One area where you see the data volumes overwhelming Moore's Law CPU economics is market messaging. In the U.S. alone, there are currently about 300,000 options that trade over 3,500 stocks and indices. All the pricing data is fed into a service called OPRA -- for Options Price Reporting Authority -- and that data volume is taking off. "This year they expect to hit 1,000,000 messages per second," says Hanweck. "My guess is they've already exceeded that."

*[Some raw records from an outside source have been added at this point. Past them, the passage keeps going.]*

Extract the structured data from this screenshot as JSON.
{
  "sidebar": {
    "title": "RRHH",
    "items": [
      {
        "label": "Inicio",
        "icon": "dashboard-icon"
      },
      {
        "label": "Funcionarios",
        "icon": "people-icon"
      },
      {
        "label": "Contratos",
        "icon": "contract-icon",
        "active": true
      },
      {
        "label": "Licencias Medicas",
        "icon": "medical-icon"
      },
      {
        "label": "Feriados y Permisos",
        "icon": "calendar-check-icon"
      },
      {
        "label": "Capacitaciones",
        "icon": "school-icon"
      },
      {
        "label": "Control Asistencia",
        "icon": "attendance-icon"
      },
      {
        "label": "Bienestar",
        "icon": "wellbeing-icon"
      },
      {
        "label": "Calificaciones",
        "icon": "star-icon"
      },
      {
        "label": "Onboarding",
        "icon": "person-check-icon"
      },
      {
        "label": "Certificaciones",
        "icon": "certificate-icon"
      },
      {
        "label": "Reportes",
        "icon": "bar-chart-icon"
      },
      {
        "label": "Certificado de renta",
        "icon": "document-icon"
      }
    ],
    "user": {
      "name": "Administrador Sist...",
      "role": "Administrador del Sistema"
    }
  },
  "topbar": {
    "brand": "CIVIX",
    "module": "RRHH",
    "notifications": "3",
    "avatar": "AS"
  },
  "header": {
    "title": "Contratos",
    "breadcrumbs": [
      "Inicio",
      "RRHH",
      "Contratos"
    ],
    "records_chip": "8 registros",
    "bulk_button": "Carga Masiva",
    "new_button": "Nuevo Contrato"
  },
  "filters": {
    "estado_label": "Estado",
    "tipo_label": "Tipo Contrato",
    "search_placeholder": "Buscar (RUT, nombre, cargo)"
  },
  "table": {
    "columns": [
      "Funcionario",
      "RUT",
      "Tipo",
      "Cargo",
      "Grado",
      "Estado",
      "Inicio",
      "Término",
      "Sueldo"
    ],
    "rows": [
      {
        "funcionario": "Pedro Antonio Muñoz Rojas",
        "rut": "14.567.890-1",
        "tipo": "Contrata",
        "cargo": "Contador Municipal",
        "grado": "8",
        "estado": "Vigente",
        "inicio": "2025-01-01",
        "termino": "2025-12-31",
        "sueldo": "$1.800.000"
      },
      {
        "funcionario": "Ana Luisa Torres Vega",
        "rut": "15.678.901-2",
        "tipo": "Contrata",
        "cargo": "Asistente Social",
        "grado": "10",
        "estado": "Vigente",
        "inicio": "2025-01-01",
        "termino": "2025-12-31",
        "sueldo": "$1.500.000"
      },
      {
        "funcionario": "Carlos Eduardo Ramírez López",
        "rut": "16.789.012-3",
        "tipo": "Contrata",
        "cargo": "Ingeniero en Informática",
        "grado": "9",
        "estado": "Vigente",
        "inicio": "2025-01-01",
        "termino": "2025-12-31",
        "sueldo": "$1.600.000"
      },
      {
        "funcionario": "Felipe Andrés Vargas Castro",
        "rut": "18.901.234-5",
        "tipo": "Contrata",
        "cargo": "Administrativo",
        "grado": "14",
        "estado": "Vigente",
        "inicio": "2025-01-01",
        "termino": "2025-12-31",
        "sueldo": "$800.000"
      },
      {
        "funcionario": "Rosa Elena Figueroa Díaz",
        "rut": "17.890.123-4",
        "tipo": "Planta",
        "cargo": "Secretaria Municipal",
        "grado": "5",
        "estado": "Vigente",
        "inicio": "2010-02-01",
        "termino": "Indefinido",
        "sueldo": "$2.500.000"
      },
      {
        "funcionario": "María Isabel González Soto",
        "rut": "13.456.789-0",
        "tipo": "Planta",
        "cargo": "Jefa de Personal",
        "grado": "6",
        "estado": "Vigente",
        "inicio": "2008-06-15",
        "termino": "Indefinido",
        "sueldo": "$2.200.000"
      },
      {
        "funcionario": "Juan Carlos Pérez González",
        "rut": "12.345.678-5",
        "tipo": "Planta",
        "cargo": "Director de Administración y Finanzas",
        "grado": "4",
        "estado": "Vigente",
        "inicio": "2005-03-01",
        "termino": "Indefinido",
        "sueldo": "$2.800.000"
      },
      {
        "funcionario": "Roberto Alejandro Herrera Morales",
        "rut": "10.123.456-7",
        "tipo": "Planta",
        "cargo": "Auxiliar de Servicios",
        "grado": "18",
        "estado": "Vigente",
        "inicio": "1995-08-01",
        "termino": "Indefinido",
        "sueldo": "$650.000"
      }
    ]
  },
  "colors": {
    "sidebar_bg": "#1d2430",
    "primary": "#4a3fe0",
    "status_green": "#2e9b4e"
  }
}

Hanweck remembers his stint at JPMorgan, when he was the firm's chief equity derivatives strategist. He says in 2003 they only needed a relatively large system with conventional servers to do these options calculations. But more recently, investment banks have built much larger computing clusters or grids with many more racks of servers costing millions of dollars -- and millions of dollars per year to run them. Hanweck says they can compress a system like that down to about 10U worth of rack space using NVIDIA Tesla-equipped servers.
At the datacenter of Hanweck partner ACTIV Financial Systems Inc., a couple of conventional servers are used to subscribe and publish the market data, while three NVIDIA Tesla S870-equipped servers are employed to process it. The S870 hold four 8-series GPUs, each capable of around 500 single precision gigaflops. With Hanweck's VoleraFeed, a GPU-accelerated application that runs on top of a market feed appliance (like ACTIV's), anytime a stock price changes, all of the options' risks can be recomputed in under 10 milliseconds.
And that's with the first generation GPU computing technology. When they upgrade to NVIDIA's S1070 Tesla boards, they think they can cut that to less than 5 milliseconds. In fact, Hanweck says they've already tested an early version of the new device, which NVIDIA has assured them is slower than the production version. "Basically, we can cut our compute time in half just by upgrading our hardware," says Hanweck. "It's a lot easier to do that than to be a clever programmer."
That statement harkens back to the 20th century experience of CPU-based computing, when applications automatically got a performance boost every time the chip vendors bumped up the processor clock speeds. With clock speeds more or less stagnant now and the promise of multicore CPU scalability still a pipe dream, the data parallelism offered by GPUs is one way at least some applications can jump back on the performance curve. The way Hanweck sees it, "from a technology standpoint, GPUs are going to change the way the world works."